APM vs. Observability

While the terms Monitoring and Observability are often used interchangeably, there are some key differences.

Simple architecture vs. Complex architecture

If you have a simple monolithic architecture, Monitoring should be enough. Whereas if you have a complex architecture with multiple processes running on several machines, Observability can provide a more coherent view of the combined (i.e., correlated) telemetry data.

Reactive vs. Proactive

Monitoring has more of a reactive approach, whereas Observability has more of a proactive approach. With Monitoring, you define the thresholds/SLOs/SLAs, and you get alerted when something goes exceeds them. You may be able to deploy a quick fix with the help of APM tools. With Observability, you can make your system stable and reliable by understanding the state of the system and by avoiding failures. This helps achieve higher standards of operational excellence and supports a better end-user experience.

Collection vs.
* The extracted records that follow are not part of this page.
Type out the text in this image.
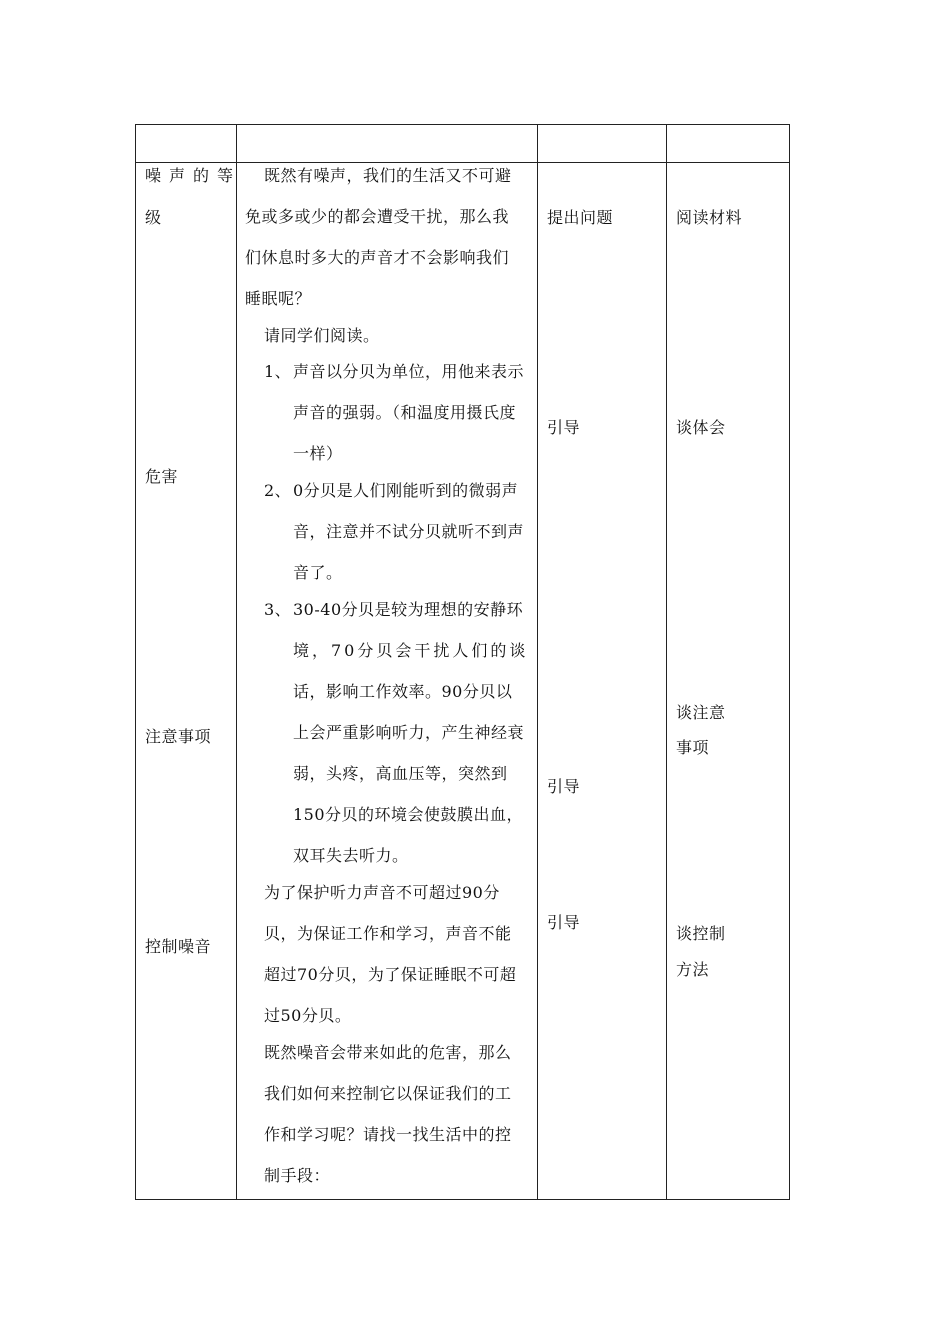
噪声的等
级
危害
注意事项
控制噪音
既然有噪声，我们的生活又不可避
免或多或少的都会遭受干扰，那么我
们休息时多大的声音才不会影响我们
睡眠呢？
请同学们阅读。
1、 声音以分贝为单位，用他来表示
声音的强弱。（和温度用摄氏度
一样）
2、 0分贝是人们刚能听到的微弱声
音，注意并不试分贝就听不到声
音了。
3、 30-40分贝是较为理想的安静环
境，70分贝会干扰人们的谈
话，影响工作效率。90分贝以
上会严重影响听力，产生神经衰
弱，头疼，高血压等，突然到
150分贝的环境会使鼓膜出血，
双耳失去听力。
为了保护听力声音不可超过90分
贝，为保证工作和学习，声音不能
超过70分贝，为了保证睡眠不可超
过50分贝。
既然噪音会带来如此的危害，那么
我们如何来控制它以保证我们的工
作和学习呢？请找一找生活中的控
制手段：
提出问题
引导
引导
引导
阅读材料
谈体会
谈注意
事项
谈控制
方法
Interpretation

Monitoring is more about collecting data, whereas Observability focuses on interpreting the data. Monitoring instruments Observability; you need monitoring to make a system observable. Observability not only collects the data from different heterogeneous data sources but also correlates the data and identifies relevant patterns or anomalies within the data.

Known-knowns vs. Unknown-unknowns

With monitoring tools, Ops teams usually collect metrics and logs from the systems they know and define thresholds based on their experience. As a result, the reports or dashboards reveal only anticipated performance issues or abnormalities (i.e., known-knowns).
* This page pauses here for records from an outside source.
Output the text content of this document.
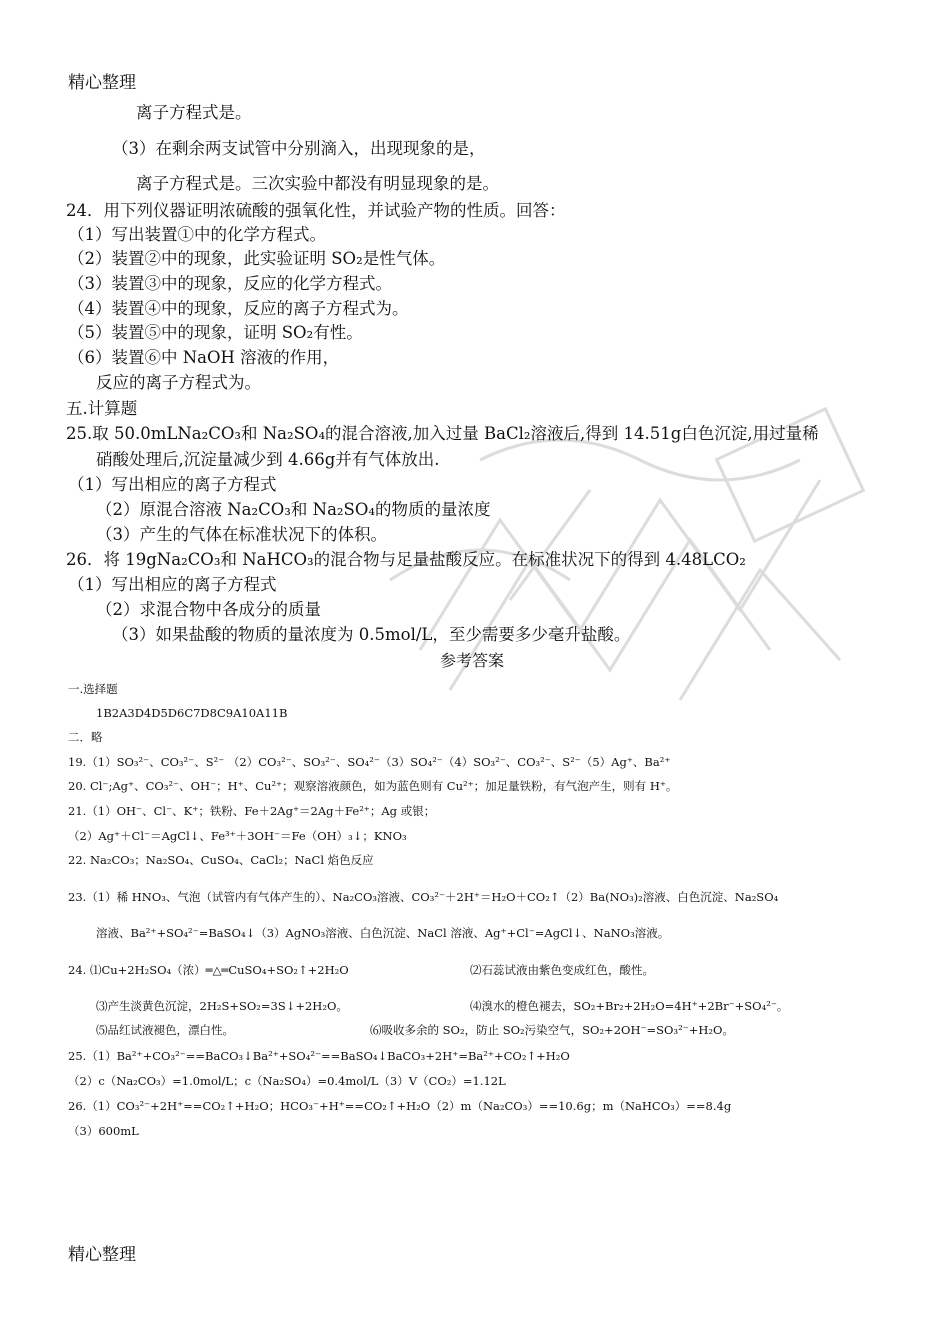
精心整理
离子方程式是。
（3）在剩余两支试管中分别滴入，出现现象的是，
离子方程式是。三次实验中都没有明显现象的是。
24．用下列仪器证明浓硫酸的强氧化性，并试验产物的性质。回答：
（1）写出装置①中的化学方程式。
（2）装置②中的现象，此实验证明 SO₂是性气体。
（3）装置③中的现象，反应的化学方程式。
（4）装置④中的现象，反应的离子方程式为。
（5）装置⑤中的现象，证明 SO₂有性。
（6）装置⑥中 NaOH 溶液的作用，
反应的离子方程式为。
五.计算题
25.取 50.0mLNa₂CO₃和 Na₂SO₄的混合溶液,加入过量 BaCl₂溶液后,得到 14.51g白色沉淀,用过量稀
硝酸处理后,沉淀量减少到 4.66g并有气体放出.
（1）写出相应的离子方程式
（2）原混合溶液 Na₂CO₃和 Na₂SO₄的物质的量浓度
（3）产生的气体在标准状况下的体积。
26．将 19gNa₂CO₃和 NaHCO₃的混合物与足量盐酸反应。在标准状况下的得到 4.48LCO₂
（1）写出相应的离子方程式
（2）求混合物中各成分的质量
（3）如果盐酸的物质的量浓度为 0.5mol/L，至少需要多少毫升盐酸。
参考答案
一.选择题
1B2A3D4D5D6C7D8C9A10A11B
二．略
19.（1）SO₃²⁻、CO₃²⁻、S²⁻ （2）CO₃²⁻、SO₃²⁻、SO₄²⁻（3）SO₄²⁻（4）SO₃²⁻、CO₃²⁻、S²⁻（5）Ag⁺、Ba²⁺
20. Cl⁻;Ag⁺、CO₃²⁻、OH⁻；H⁺、Cu²⁺；观察溶液颜色，如为蓝色则有 Cu²⁺；加足量铁粉，有气泡产生，则有 H⁺。
21.（1）OH⁻、Cl⁻、K⁺；铁粉、Fe＋2Ag⁺＝2Ag＋Fe²⁺；Ag 或银；
（2）Ag⁺＋Cl⁻＝AgCl↓、Fe³⁺＋3OH⁻＝Fe（OH）₃↓；KNO₃
22. Na₂CO₃；Na₂SO₄、CuSO₄、CaCl₂；NaCl 焰色反应
23.（1）稀 HNO₃、气泡（试管内有气体产生的）、Na₂CO₃溶液、CO₃²⁻＋2H⁺＝H₂O＋CO₂↑（2）Ba(NO₃)₂溶液、白色沉淀、Na₂SO₄
溶液、Ba²⁺+SO₄²⁻=BaSO₄↓（3）AgNO₃溶液、白色沉淀、NaCl 溶液、Ag⁺+Cl⁻=AgCl↓、NaNO₃溶液。
24. ⑴Cu+2H₂SO₄（浓）═△═CuSO₄+SO₂↑+2H₂O	⑵石蕊试液由紫色变成红色，酸性。
⑶产生淡黄色沉淀，2H₂S+SO₂=3S↓+2H₂O。	⑷溴水的橙色褪去，SO₂+Br₂+2H₂O=4H⁺+2Br⁻+SO₄²⁻。
⑸品红试液褪色，漂白性。	⑹吸收多余的 SO₂，防止 SO₂污染空气，SO₂+2OH⁻=SO₃²⁻+H₂O。
25.（1）Ba²⁺+CO₃²⁻==BaCO₃↓Ba²⁺+SO₄²⁻==BaSO₄↓BaCO₃+2H⁺=Ba²⁺+CO₂↑+H₂O
（2）c（Na₂CO₃）=1.0mol/L；c（Na₂SO₄）=0.4mol/L（3）V（CO₂）=1.12L
26.（1）CO₃²⁻+2H⁺==CO₂↑+H₂O；HCO₃⁻+H⁺==CO₂↑+H₂O（2）m（Na₂CO₃）==10.6g；m（NaHCO₃）==8.4g
（3）600mL
精心整理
On the other hand, Observability collects logs, traces, and metrics across all the systems or services in the organization and proactively notifies Ops teams about potential issues. This helps Ops teams debug their systems faster and make them reliable. They can also identify any vulnerabilities or bugs in the system before attacks or issues occur based on the relevant patterns and abnormalities of the telemetry data.

What vs. Why

With Monitoring, you get alerts when something goes wrong. This is the “What” of the issue. Observability helps you answer “Why” there’s a problem and how to fix it. For example, if you get an alert from your APM tool that latency is too high, then you need Observability to find out which specific service is causing that issue. From there, you can work on fixing the problematic code or service, thereby improving latency.

When is APM enough?

Application Performance Monitoring (APM) is important to reduce the burden Ops deals with, equipping them with better reports/visualizations for debugging, reducing downtime, providing faster response times for applications, and helping speed up new feature deployment.

Without APM tools, Ops teams take considerable time to debug using the log data. And worse yet, when there isn’t enough visibility, these teams can waste time and resources guessing what the underlying issues are.

With the continuing trend of adoption of microservice-based architectures, the use of both cloud and on-prem data centers, open source and vendor-provided tools, different languages, frameworks, and serverless functions, it is important to have an APM tool to monitor and quickly respond to any issues. However, if your system is highly distributed and complex, APM is probably not enough.

When do you need Observability?

System reliability is critical in this ultra-competitive business world. In organizations with complex and distributed architectures, multiple vendors, containerized applications, hybrid cloud (having both on-prem and cloud), multiple frameworks, languages, etc., it's not easy to understand the dependencies without making the system fully observable. In such cases, it’s necessary to collect, process, and analyze the telemetry data such as logs, traces, and metrics, correlate them, and truly understand the system's state. Observability helps organizations achieve higher standards for operational excellence and keep the systems reliable.